The tremendous increase in openly available data has created new roles and opportunities. For example, a data journalist looks for interesting stories in ‘found’ data, much like how traditional beat reporters hunt for news stories. The data life cycle for the data journalist begins with the search for existing data that might have  an interesting story, rather than beginning with a research question and looking for how to collect new or use existing data to address the question.  

Citizen science projects are another example. They engage many people (and instruments) in data collection. Collectively, these data are made available to researchers who organize the project and often they are made available in repositories for anyone to further investigate. 

The availability of administrative data creates yet another opportunity. Researchers can link data collected from scientific studies with, say government or medical data that has been collected for government or business purposes; i.e., these data were collected for reasons that don’t directly stem from the question of interest. Such linkages can help researchers expand the possibilities of their analyses and cross-check the quality of their data. Administrative data can include digital traces, such as the study of an online social network, and can be quite complex.  

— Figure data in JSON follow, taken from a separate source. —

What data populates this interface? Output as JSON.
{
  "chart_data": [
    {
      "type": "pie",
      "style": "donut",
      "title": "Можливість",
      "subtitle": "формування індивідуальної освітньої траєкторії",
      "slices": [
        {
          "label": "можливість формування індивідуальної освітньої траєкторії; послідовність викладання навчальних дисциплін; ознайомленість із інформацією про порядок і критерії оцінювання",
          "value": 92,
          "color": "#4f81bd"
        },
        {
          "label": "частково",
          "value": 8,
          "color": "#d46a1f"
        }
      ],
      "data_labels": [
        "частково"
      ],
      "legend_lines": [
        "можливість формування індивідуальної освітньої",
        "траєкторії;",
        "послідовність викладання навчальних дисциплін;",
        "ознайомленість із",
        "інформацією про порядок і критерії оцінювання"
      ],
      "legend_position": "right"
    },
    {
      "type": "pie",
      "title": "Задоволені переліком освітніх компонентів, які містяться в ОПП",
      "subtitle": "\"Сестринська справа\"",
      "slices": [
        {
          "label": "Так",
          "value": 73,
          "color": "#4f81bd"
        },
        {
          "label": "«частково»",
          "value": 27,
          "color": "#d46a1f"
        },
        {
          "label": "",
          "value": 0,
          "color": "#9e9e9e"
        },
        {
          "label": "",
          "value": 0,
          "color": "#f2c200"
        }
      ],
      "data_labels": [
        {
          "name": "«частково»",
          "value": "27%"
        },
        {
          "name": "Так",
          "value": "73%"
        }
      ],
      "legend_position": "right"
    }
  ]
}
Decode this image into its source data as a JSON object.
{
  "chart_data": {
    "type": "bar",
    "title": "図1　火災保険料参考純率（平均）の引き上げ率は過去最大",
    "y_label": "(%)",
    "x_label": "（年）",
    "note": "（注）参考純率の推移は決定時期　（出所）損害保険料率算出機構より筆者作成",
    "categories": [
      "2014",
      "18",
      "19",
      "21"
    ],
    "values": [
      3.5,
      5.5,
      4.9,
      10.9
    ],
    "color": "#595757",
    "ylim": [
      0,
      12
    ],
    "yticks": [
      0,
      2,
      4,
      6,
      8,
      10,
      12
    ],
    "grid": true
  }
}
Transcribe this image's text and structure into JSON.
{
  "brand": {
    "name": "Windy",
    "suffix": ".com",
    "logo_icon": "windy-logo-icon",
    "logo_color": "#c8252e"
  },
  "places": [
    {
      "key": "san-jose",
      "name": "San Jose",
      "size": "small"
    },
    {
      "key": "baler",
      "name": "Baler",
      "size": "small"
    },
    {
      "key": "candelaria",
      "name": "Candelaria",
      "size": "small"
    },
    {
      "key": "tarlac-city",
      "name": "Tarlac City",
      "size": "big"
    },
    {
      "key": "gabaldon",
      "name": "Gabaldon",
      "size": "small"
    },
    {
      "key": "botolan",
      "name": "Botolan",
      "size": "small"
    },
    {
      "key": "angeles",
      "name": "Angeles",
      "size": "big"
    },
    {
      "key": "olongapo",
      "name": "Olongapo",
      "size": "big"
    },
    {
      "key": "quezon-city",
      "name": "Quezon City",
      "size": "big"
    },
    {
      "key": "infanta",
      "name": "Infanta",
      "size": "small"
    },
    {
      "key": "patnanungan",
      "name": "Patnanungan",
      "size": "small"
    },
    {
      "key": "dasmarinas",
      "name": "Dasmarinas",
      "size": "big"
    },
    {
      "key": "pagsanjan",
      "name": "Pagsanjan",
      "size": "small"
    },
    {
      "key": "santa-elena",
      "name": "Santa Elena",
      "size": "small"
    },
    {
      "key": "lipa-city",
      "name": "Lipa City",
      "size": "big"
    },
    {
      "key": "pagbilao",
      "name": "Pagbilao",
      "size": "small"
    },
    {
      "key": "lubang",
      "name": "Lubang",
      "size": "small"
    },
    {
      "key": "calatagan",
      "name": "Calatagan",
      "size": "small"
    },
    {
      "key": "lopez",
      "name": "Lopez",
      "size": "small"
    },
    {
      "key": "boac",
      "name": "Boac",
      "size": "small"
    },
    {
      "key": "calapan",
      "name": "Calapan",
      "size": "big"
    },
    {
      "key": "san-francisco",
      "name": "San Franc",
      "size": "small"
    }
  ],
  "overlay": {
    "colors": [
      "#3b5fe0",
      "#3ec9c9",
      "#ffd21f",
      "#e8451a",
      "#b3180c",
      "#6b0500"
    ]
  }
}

In all of these examples, a key factor to keep in mind is the scope of the data, including the connections between the data, the topic of investigation, and the question being asked. Understanding this framework can help us avoid answering the wrong question, applying inappropriate methods to the data, and overstating our findings. In the age of Big Data, we are tempted to deal with this dilemma by collecting and analyzing ever more data. After all, a census gives us perfect information so shouldn’t big data be nearly perfect? This is the topic of the next section.

Note: Later, in the {ref}`ch:quality` chapter,  we consider the quality of the data collected in terms of how the information is coded, transformed, cleaned and prepared for analysis.